NPR's national security correspondent Rachel Martin reports.
RACHEL MARTIN: Talk to U.S. government officials and you hear the war in Afghanistan sometimes described as a big game of Whack-a-Mole. It goes like this: The U.S. military cracks down on insurgent groups in Afghanistan, maybe taking out some key members, but the survivors flee to safe havens across the border in Pakistan. They regroup and pop up again.
U.S. officials say winning the war in Afghanistan means dealing with those safe havens in Pakistan, and that means ramping up drone strikes.
Mr. AHMED RASHID (Journalist, Pakistan): It has been extraordinary. I mean, we've had more than 70 drone attacks this year, which is already more than the whole of 2009.
MARTIN: Thats Ahmed Rashid. He's a Pakistani journalist who's written extensively about the Taliban. Those drone strikes he's talking about have increased to record levels in the past month, at least 20 in September alone.
There are several reasons. Among them, an effort to disrupt a potential terrorist plot against Europe; an ongoing campaign by the CIA to take out key al-Qaida leaders. And one more reason: There are now signs that the U.S. military in Afghanistan is working with the CIA to make the safe havens less safe for the Taliban.
A senior adviser to General David Petraeus, the top commander in Afghanistan, says that Petraeus himself requested two recent drone strikes, targeting members of the Haqqani network, a strong element of the insurgency.
Dr. ANTHONY CORDESMAN (Center for Strategic and International Studies): To which we have is a very coordinated strategy to try to attack networks.
MARTIN: Anthony Cordesman is with the Center for Strategic and International Studies. He says the military and the CIA are working together.
Dr. CORDESMAN: What you see is an exchange of data, an exchange of targeting, requests that move back and forth. This is done with a kind of integrated intelligence effort which is tied to priorities. Some of these priorities come from the highest command levels.
MARTIN: Like General Petraeus. U.S. officials say this kind of cooperation between the military and the CIA should be expected in a counterinsurgency campaign that involves operations in two countries, Afghanistan and Pakistan. And the pressure is on both sides of the border.
One senior U.S. defense officials says on any given night in Afghanistan, there are up to 20 U.S. Special Forces raids. Those operations push insurgents across the border. And the U.S. follows them, either with CIA drone strikes or cross-border attacks. Just this week, U.S. helicopters launched an attack into Pakistan that killed roughly 30 people.

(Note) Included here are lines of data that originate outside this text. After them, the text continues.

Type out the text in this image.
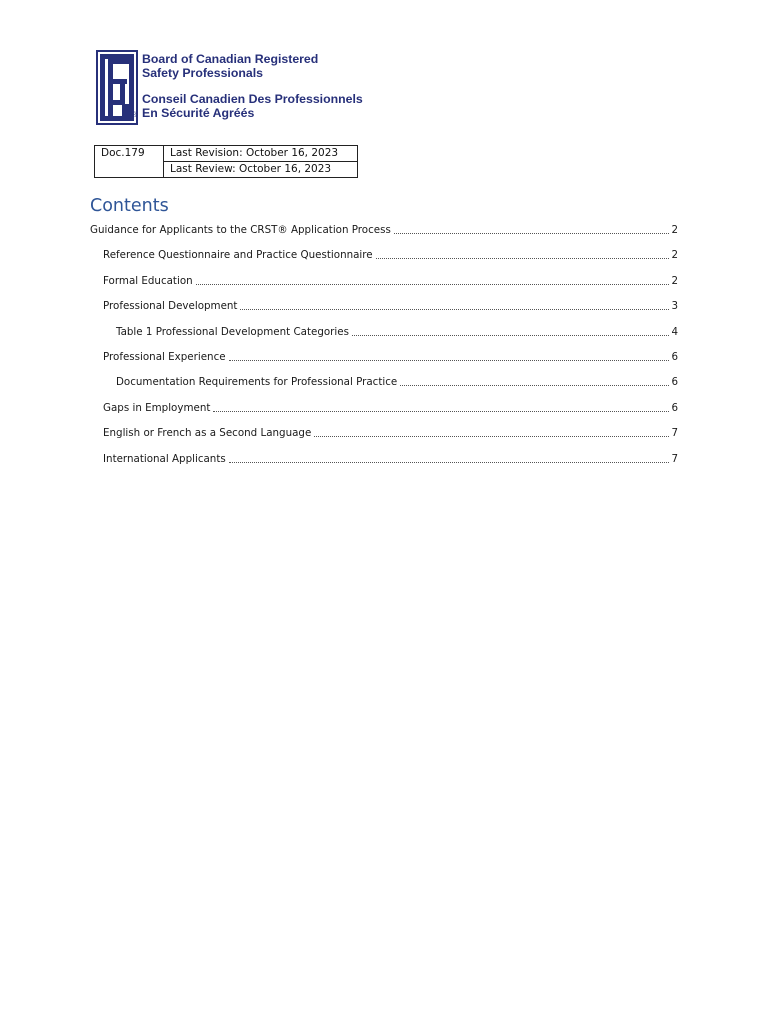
®
Board of Canadian Registered
Safety Professionals
Conseil Canadien Des Professionnels
En Sécurité Agréés
Doc.179	Last Revision: October 16, 2023
Last Review: October 16, 2023
Contents
Guidance for Applicants to the CRST® Application Process	2
Reference Questionnaire and Practice Questionnaire	2
Formal Education	2
Professional Development	3
Table 1 Professional Development Categories	4
Professional Experience	6
Documentation Requirements for Professional Practice	6
Gaps in Employment	6
English or French as a Second Language	7
International Applicants	7
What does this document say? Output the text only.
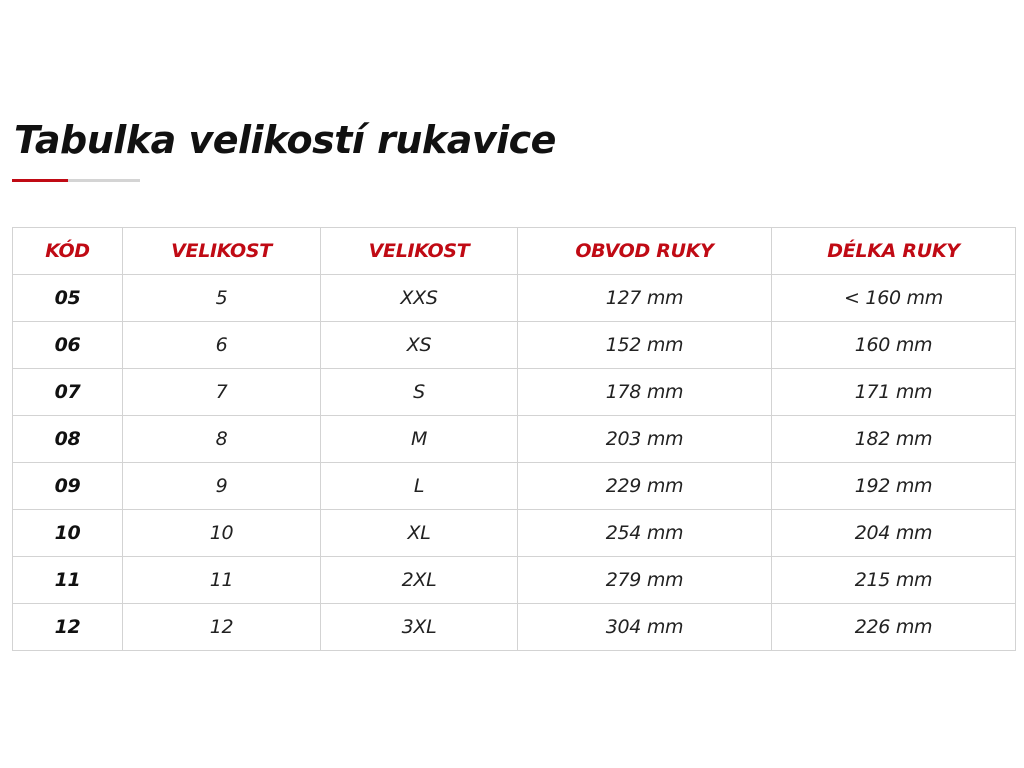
Tabulka velikostí rukavice
KÓD	VELIKOST	VELIKOST	OBVOD RUKY	DÉLKA RUKY
05	5	XXS	127 mm	< 160 mm
06	6	XS	152 mm	160 mm
07	7	S	178 mm	171 mm
08	8	M	203 mm	182 mm
09	9	L	229 mm	192 mm
10	10	XL	254 mm	204 mm
11	11	2XL	279 mm	215 mm
12	12	3XL	304 mm	226 mm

Ahmed Rashid says the ramped up operations inside Pakistani territory have several effects. First, they've created a sense of distrust among insurgent groups operating in Pakistan.
Mr. RASHID: The Haqqani network, the Pakistani Taliban have been killing, executing so many local Pashtuns who they call spies for the Americans.

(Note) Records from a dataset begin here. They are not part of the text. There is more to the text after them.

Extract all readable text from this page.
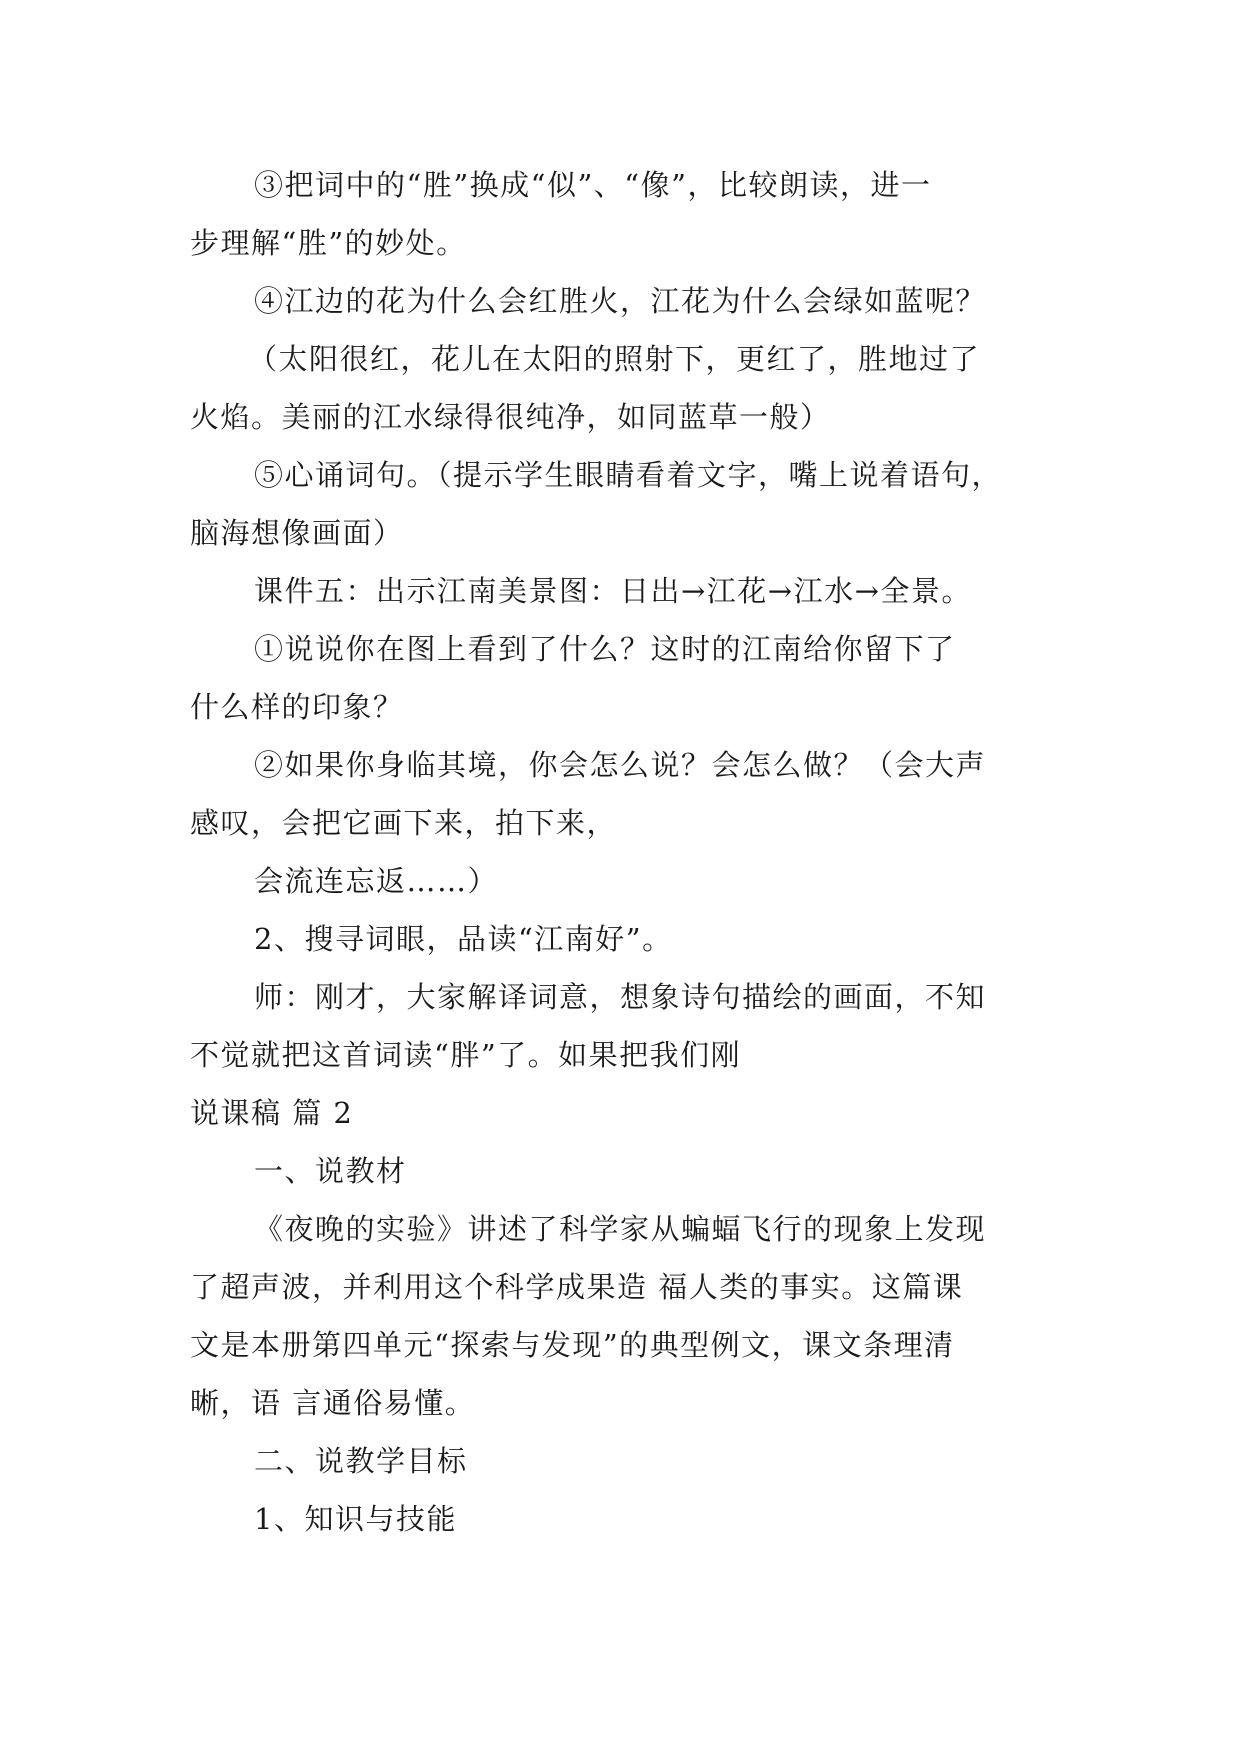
③把词中的“胜”换成“似”、“像”，比较朗读，进一
步理解“胜”的妙处。
④江边的花为什么会红胜火，江花为什么会绿如蓝呢？
（太阳很红，花儿在太阳的照射下，更红了，胜地过了
火焰。美丽的江水绿得很纯净，如同蓝草一般）
⑤心诵词句。（提示学生眼睛看着文字，嘴上说着语句，
脑海想像画面）
课件五：出示江南美景图：日出→江花→江水→全景。
①说说你在图上看到了什么？这时的江南给你留下了
什么样的印象？
②如果你身临其境，你会怎么说？会怎么做？（会大声
感叹，会把它画下来，拍下来，
会流连忘返……）
2、搜寻词眼，品读“江南好”。
师：刚才，大家解译词意，想象诗句描绘的画面，不知
不觉就把这首词读“胖”了。如果把我们刚
说课稿 篇 2
一、说教材
《夜晚的实验》讲述了科学家从蝙蝠飞行的现象上发现
了超声波，并利用这个科学成果造 福人类的事实。这篇课
文是本册第四单元“探索与发现”的典型例文，课文条理清
晰，语 言通俗易懂。
二、说教学目标
1、知识与技能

MARTIN: Second, Rashid says, the drone strikes have got some insurgent leaders on the run. But that poses yet another challenge.
Mr. RASHID: Displacement has probably made it more difficult to track them down exactly where they are now. Because I mean, once they leave the tribal areas, then there'll be much less intelligence about if these leaders are hiding in any of the Pakistani towns or cities outside that belt.
MARTIN: So the U.S. pushes insurgents from Afghanistan into the safe havens. Then the U.S. attacks the safe havens and some insurgents flee to big cities in Pakistan, where they may be even harder to find. And the chase continues.
A senior U.S. defense official put it this way: In a counterinsurgency, if you're fighting a group that's protected by a safe haven, it's very hard to win.
Rachel Martin, NPR News, Washington.